La LGV Sud-Ouest Idées neuves en Nouvelle Aquitaine Innov'action et Agriculture

Economie | En novembre, la Nouvelle-Aquitaine fête l'ESS

06/11/2018 | L'économie sociale et solidaire, qui représente environ 10% du PIB français, démarre sa "campagne de promotion" autour de nombreuses manifestations en novembre.

Mois ESS

A partir du 12 et pendant tout le mois de novembre, la France se pare en orange. La onzième édition du Mois de l'Economie Sociale et Solidaire débarque dans toutes les régions et la Nouvelle-Aquitaine ne fait pas exception. A l'occasion de ce lancement, on a voulu faire un point d'étape d'une économie très particulière et dont la largeur du champ d'action est parfois mal connu. Dans un contexte de hausse des aides nationales et d'une loi PACTE censée y apporter des financements plus solides, petit focus au travers des nombreuses manifestations organisées en région sur une économie aux enjeux prégnants.

Un secteur fragile ?

Début octobre, le ministère de la Transition écologique et solidaire annonçait une augmentation de 25% du budget national dédiée à l'économie sociale et solidaire, qui comptait en 2017 un peu plus de 164 000 entreprises, soit un budget défini à une vingtaine de millions d'euros.

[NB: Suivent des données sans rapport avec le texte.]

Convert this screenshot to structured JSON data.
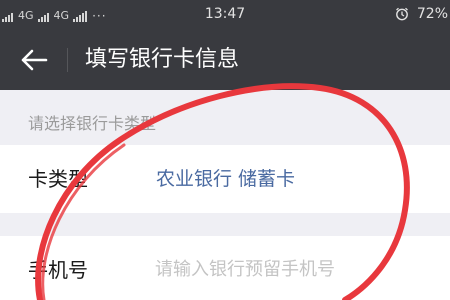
{
  "status_bar": {
    "network_left": "4G",
    "network_main": "4G",
    "dots": "···",
    "time": "13:47",
    "battery": "72%"
  },
  "nav": {
    "title": "填写银行卡信息"
  },
  "form": {
    "section_hint": "请选择银行卡类型",
    "card_type_label": "卡类型",
    "card_type_value": "农业银行 储蓄卡",
    "phone_label": "手机号",
    "phone_placeholder": "请输入银行预留手机号"
  },
  "annotation_color": "#e8383d"
}
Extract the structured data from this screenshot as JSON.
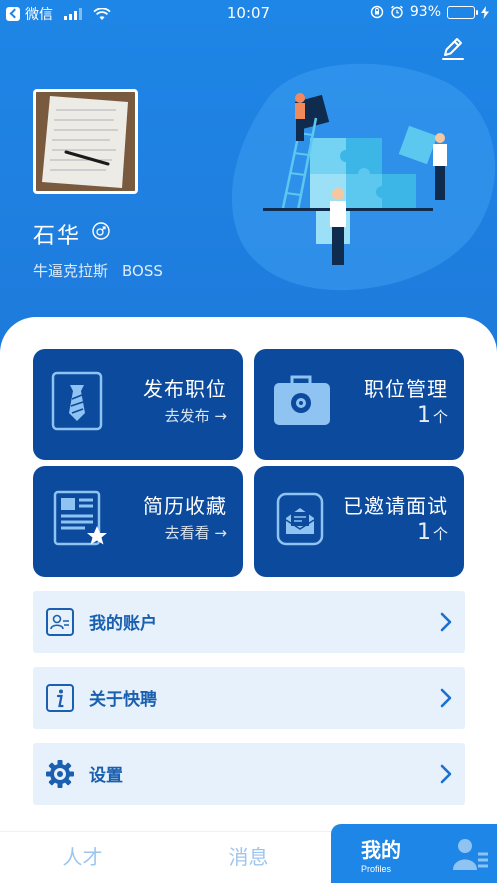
{
  "status_bar": {
    "carrier": "微信",
    "time": "10:07",
    "battery_pct": "93%",
    "battery_level": 0.93
  },
  "profile": {
    "name": "石华",
    "company": "牛逼克拉斯",
    "role": "BOSS"
  },
  "cards": [
    {
      "title": "发布职位",
      "sub": "去发布",
      "icon": "necktie-icon"
    },
    {
      "title": "职位管理",
      "count": "1",
      "unit": "个",
      "icon": "briefcase-icon"
    },
    {
      "title": "简历收藏",
      "sub": "去看看",
      "icon": "resume-star-icon"
    },
    {
      "title": "已邀请面试",
      "count": "1",
      "unit": "个",
      "icon": "invitation-mail-icon"
    }
  ],
  "menu": [
    {
      "label": "我的账户",
      "icon": "account-card-icon"
    },
    {
      "label": "关于快聘",
      "icon": "info-icon"
    },
    {
      "label": "设置",
      "icon": "gear-icon"
    }
  ],
  "tabs": [
    {
      "label": "人才"
    },
    {
      "label": "消息"
    },
    {
      "label": "我的",
      "sub": "Profiles",
      "active": true
    }
  ],
  "colors": {
    "primary": "#1e86e6",
    "card_bg": "#0b4a9c",
    "list_bg": "#e6f1fb",
    "list_text": "#1a5fb0",
    "tab_inactive": "#9dc6ef"
  }
}
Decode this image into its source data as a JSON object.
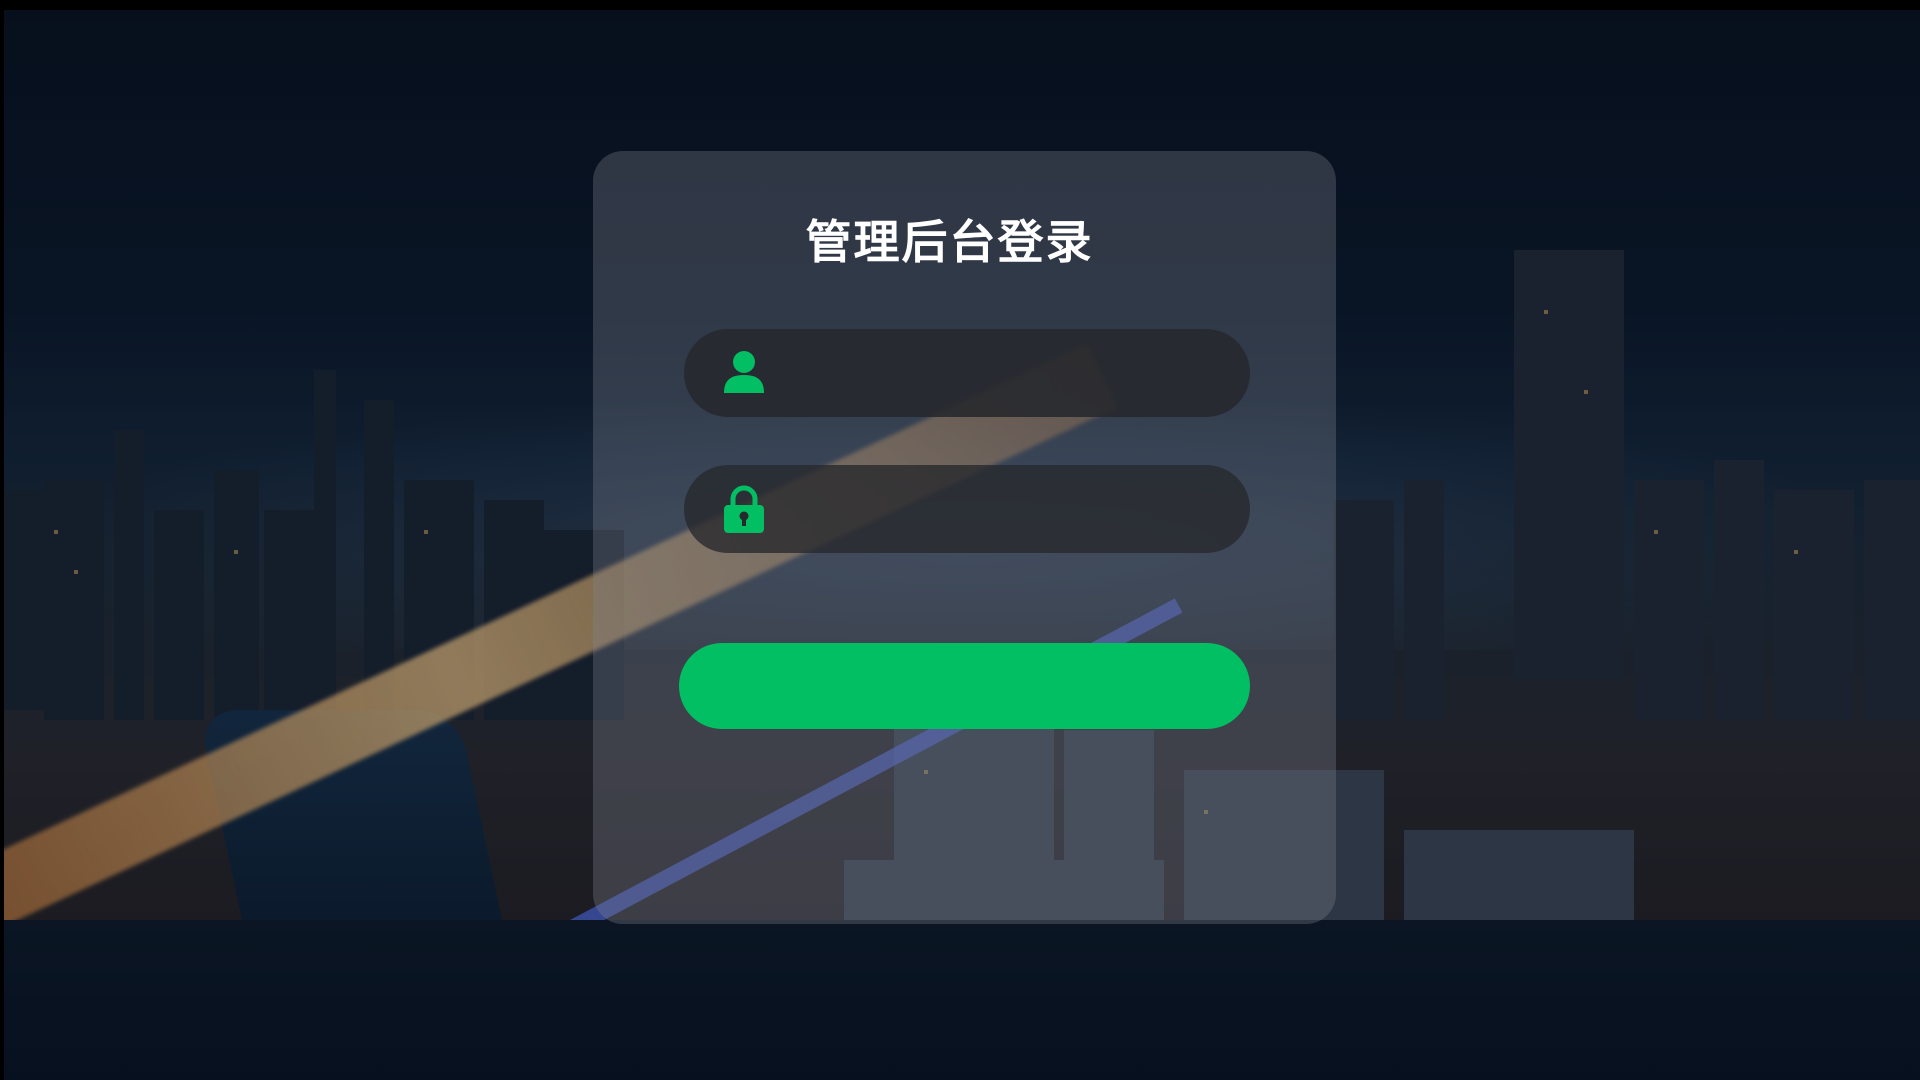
{
  "page": {
    "title": "管理后台登录",
    "background": "night-city-skyline"
  },
  "login": {
    "username": {
      "icon": "user-icon",
      "value": "",
      "placeholder": ""
    },
    "password": {
      "icon": "lock-icon",
      "value": "",
      "placeholder": ""
    },
    "submit_label": ""
  },
  "colors": {
    "accent": "#03bf63",
    "panel": "#8a8f99",
    "field": "#26282c",
    "title": "#ffffff"
  }
}
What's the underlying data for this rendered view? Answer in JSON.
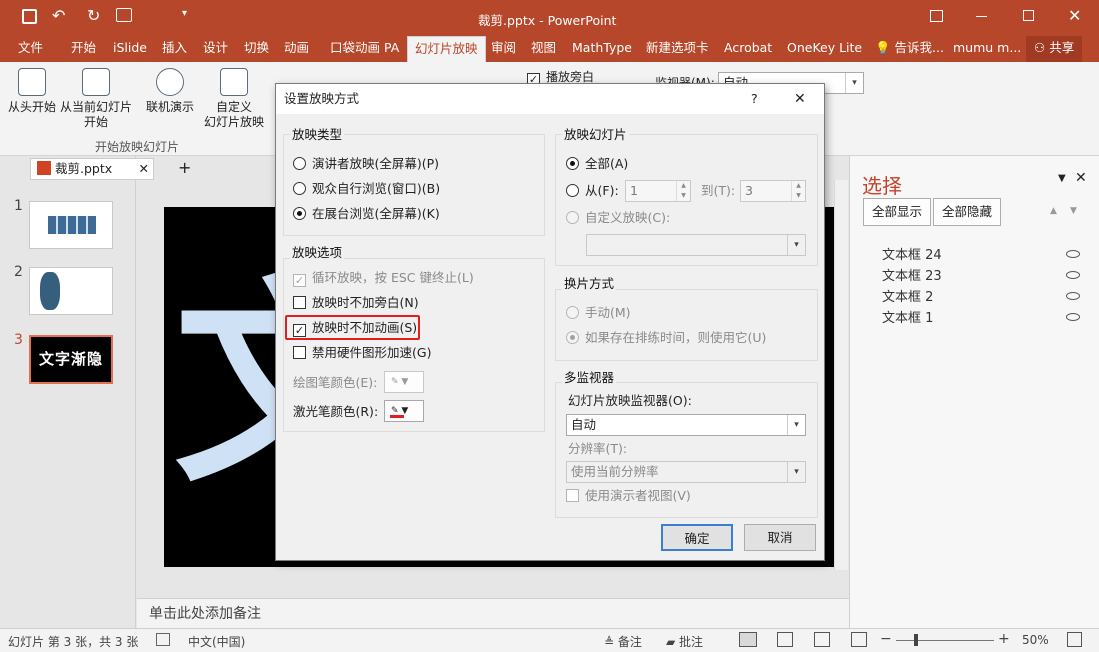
{
  "app": {
    "window_title": "裁剪.pptx - PowerPoint"
  },
  "tabs": [
    "文件",
    "开始",
    "iSlide",
    "插入",
    "设计",
    "切换",
    "动画",
    "口袋动画 PA",
    "幻灯片放映",
    "审阅",
    "视图",
    "MathType",
    "新建选项卡",
    "Acrobat",
    "OneKey Lite"
  ],
  "tellme": "告诉我...",
  "user": "mumu m...",
  "share": "共享",
  "ribbon": {
    "from_start": "从头开始",
    "from_current": [
      "从当前幻灯片",
      "开始"
    ],
    "online": "联机演示",
    "custom": [
      "自定义",
      "幻灯片放映"
    ],
    "group_label": "开始放映幻灯片",
    "narration": "播放旁白",
    "monitor_label": "监视器(M):",
    "monitor_value": "自动"
  },
  "doc_tab": "裁剪.pptx",
  "slides": [
    {
      "num": "1"
    },
    {
      "num": "2"
    },
    {
      "num": "3",
      "text": "文字渐隐"
    }
  ],
  "slide_char": "文",
  "notes_placeholder": "单击此处添加备注",
  "selection": {
    "title": "选择",
    "show_all": "全部显示",
    "hide_all": "全部隐藏",
    "layers": [
      "文本框 24",
      "文本框 23",
      "文本框 2",
      "文本框 1"
    ]
  },
  "status": {
    "slide_info": "幻灯片 第 3 张，共 3 张",
    "language": "中文(中国)",
    "notes": "备注",
    "comments": "批注",
    "zoom": "50%"
  },
  "dialog": {
    "title": "设置放映方式",
    "help": "?",
    "show_type": {
      "label": "放映类型",
      "options": [
        "演讲者放映(全屏幕)(P)",
        "观众自行浏览(窗口)(B)",
        "在展台浏览(全屏幕)(K)"
      ]
    },
    "show_options": {
      "label": "放映选项",
      "loop": "循环放映，按 ESC 键终止(L)",
      "no_narration": "放映时不加旁白(N)",
      "no_animation": "放映时不加动画(S)",
      "no_hw_accel": "禁用硬件图形加速(G)",
      "pen_color": "绘图笔颜色(E):",
      "laser_color": "激光笔颜色(R):"
    },
    "show_slides": {
      "label": "放映幻灯片",
      "all": "全部(A)",
      "from": "从(F):",
      "from_value": "1",
      "to": "到(T):",
      "to_value": "3",
      "custom": "自定义放映(C):"
    },
    "advance": {
      "label": "换片方式",
      "manual": "手动(M)",
      "timings": "如果存在排练时间，则使用它(U)"
    },
    "monitors": {
      "label": "多监视器",
      "monitor_label": "幻灯片放映监视器(O):",
      "monitor_value": "自动",
      "resolution_label": "分辨率(T):",
      "resolution_value": "使用当前分辨率",
      "presenter_view": "使用演示者视图(V)"
    },
    "ok": "确定",
    "cancel": "取消"
  }
}
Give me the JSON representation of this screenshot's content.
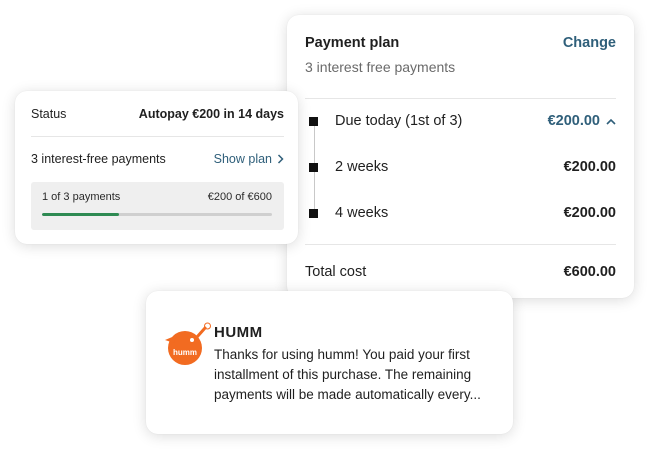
{
  "status_card": {
    "status_label": "Status",
    "status_value": "Autopay €200 in 14 days",
    "payments_label": "3 interest-free payments",
    "show_plan_label": "Show plan",
    "progress_label": "1 of 3 payments",
    "progress_amount": "€200 of €600",
    "progress_fraction": 0.333,
    "progress_color": "#2e8a52"
  },
  "plan_card": {
    "title": "Payment plan",
    "change_label": "Change",
    "subtitle": "3 interest free payments",
    "payments": [
      {
        "label": "Due today (1st of 3)",
        "amount": "€200.00",
        "accent": true
      },
      {
        "label": "2 weeks",
        "amount": "€200.00",
        "accent": false
      },
      {
        "label": "4 weeks",
        "amount": "€200.00",
        "accent": false
      }
    ],
    "total_label": "Total cost",
    "total_amount": "€600.00",
    "accent_color": "#2f5f7a"
  },
  "notification": {
    "logo_icon": "humm-bird-logo-icon",
    "logo_text": "humm",
    "logo_color": "#f26b21",
    "title": "HUMM",
    "body": "Thanks for using humm! You paid your first installment of this purchase. The remaining payments will be made automatically every..."
  }
}
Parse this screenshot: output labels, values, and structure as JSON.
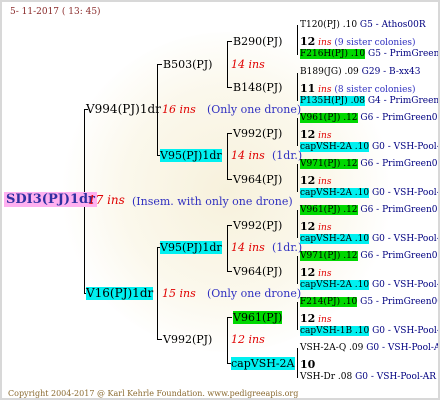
{
  "date": "5- 11-2017 ( 13: 45)",
  "root": {
    "label": "SDI3(PJ)1dr",
    "ins": "17 ins",
    "note": "(Insem. with only one drone)"
  },
  "gen1": [
    {
      "label": "V994(PJ)1dr",
      "ins": "16 ins",
      "note": "(Only one drone)"
    },
    {
      "label": "V16(PJ)1dr",
      "ins": "15 ins",
      "note": "(Only one drone)"
    }
  ],
  "gen2": [
    {
      "label": "B503(PJ)",
      "ins": "14 ins"
    },
    {
      "label": "V95(PJ)1dr",
      "ins": "14 ins",
      "note": "(1dr.)"
    },
    {
      "label": "V95(PJ)1dr",
      "ins": "14 ins",
      "note": "(1dr.)"
    },
    {
      "label": "V992(PJ)",
      "ins": "12 ins"
    }
  ],
  "gen3": [
    {
      "label": "B290(PJ)"
    },
    {
      "label": "B148(PJ)"
    },
    {
      "label": "V992(PJ)"
    },
    {
      "label": "V964(PJ)"
    },
    {
      "label": "V992(PJ)"
    },
    {
      "label": "V964(PJ)"
    },
    {
      "label": "V961(PJ)"
    },
    {
      "label": "capVSH-2A"
    }
  ],
  "gen4": [
    {
      "label": "T120(PJ) .10",
      "right": "G5 - Athos00R"
    },
    {
      "label": "12 ins",
      "note": "(9 sister colonies)"
    },
    {
      "label": "F216H(PJ) .10",
      "right": "G5 - PrimGreen00"
    },
    {
      "label": "B189(JG) .09",
      "right": "G29 - B-xx43"
    },
    {
      "label": "11 ins",
      "note": "(8 sister colonies)"
    },
    {
      "label": "P135H(PJ) .08",
      "right": "G4 - PrimGreen00"
    },
    {
      "label": "V961(PJ) .12",
      "right": "G6 - PrimGreen00"
    },
    {
      "label": "12 ins"
    },
    {
      "label": "capVSH-2A .10",
      "right": "G0 - VSH-Pool-AR"
    },
    {
      "label": "V971(PJ) .12",
      "right": "G6 - PrimGreen00"
    },
    {
      "label": "12 ins"
    },
    {
      "label": "capVSH-2A .10",
      "right": "G0 - VSH-Pool-AR"
    },
    {
      "label": "V961(PJ) .12",
      "right": "G6 - PrimGreen00"
    },
    {
      "label": "12 ins"
    },
    {
      "label": "capVSH-2A .10",
      "right": "G0 - VSH-Pool-AR"
    },
    {
      "label": "V971(PJ) .12",
      "right": "G6 - PrimGreen00"
    },
    {
      "label": "12 ins"
    },
    {
      "label": "capVSH-2A .10",
      "right": "G0 - VSH-Pool-AR"
    },
    {
      "label": "F214(PJ) .10",
      "right": "G5 - PrimGreen00"
    },
    {
      "label": "12 ins"
    },
    {
      "label": "capVSH-1B .10",
      "right": "G0 - VSH-Pool-AR"
    },
    {
      "label": "VSH-2A-Q .09",
      "right": "G0 - VSH-Pool-AR"
    },
    {
      "label": "10"
    },
    {
      "label": "VSH-Dr .08",
      "right": "G0 - VSH-Pool-AR"
    }
  ],
  "footer": "Copyright 2004-2017 @ Karl Kehrle Foundation.   www.pedigreeapis.org"
}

Ces investissements supplémentaires doivent financer différents dispositifs existants comme les Dispositifs Locaux d'Accompagnement ou le "French Impact" mais aussi entamer la création d'un fond destiné à "la promotion de l’évaluation de l’impact social auprès des entreprises de l’ESS". Ils doivent également confirmer la création de 100 000 Parcours Emploi Compétences en 2019, censés remplacer la suppression annoncée des 220 000 contrats aidés, pas forcément rassurante pour les différents acteurs évoluant dans le giron de cette économie dite "collaborative". Pour Mélanie Thuillier Fournol, co-directrice de la Chambre Régionale de l'Economie Sociale et Solidaire en Nouvelle-Aquitaine, ce double discours est loin d'être une nouveauté.  "Ca fragilise tout l'écosystème même si on est dans une région qui le soutient favorablement et a parfois compensé ses problématiques, notamment les contrats aidés dans les collectivités. Ce n'est pas la première fois dans l'ESS qu'on a ce type de mesure. L'avantage, c'est que ceux qui en font partie ont cette capacité à rebondir et à réfléchir leurs modèles économiques. Les aides fluctantes sont très soumises aux changements politiques et c'est un secteur qui peut être très fragile".

Coup de projecteur

Selon cette dernière, ce dont les entreprises de l'ESS ont besoin, c'est avant tout de se faire connaître, elles et leur (très) large champ d'actions. "Elles ont besoin de représentation, de visibilité. Les entreprises de l'ESS sont souvent cataloguées dans l'économie de la réparation, ce qui n'est pas une exception. Elles ont aussi besoin d'avoir un discours commun et de s'identifier entre elles". Ca tombe bien : en novembre, Bordeaux, comme d'autres communes de la région, rassemble tout le monde et tente d'apporter un éclairage à travers le onzième édition du Mois de l'ESS. "Chaque année, on change un peu de thème mais l'idée générale, c'est de rapprocher les acteurs de l'ESS des citoyens pour rendre lisible et concret ce qu'ils font. L'ESS est présente dans de très nombreux secteurs d'activité, du bar associatif au chantier d'insertion. Elle représente un peu moins de 19 000 emplois (et 1600 structures différentes) sur la ville de Bordeaux, qui revendique un leadership en la matière puisque la seule ville où le pourcentage d'acteurs de l'ESS est plus élevée, c'est Niort", affirme pour sa part Yohan David, conseiller municipal délégué à l'emploi, l'insertion et l'ESS.  "Chaque année, on pense toucher entre 10 et 30 000 personnes sur le territoire. On s'est rendu compte que même dans la création d'entreprise, des gens étaient prêts à développer des schémas différents, plus collaboratifs (par exemple, une boulangerie solidaire à Mérignac)".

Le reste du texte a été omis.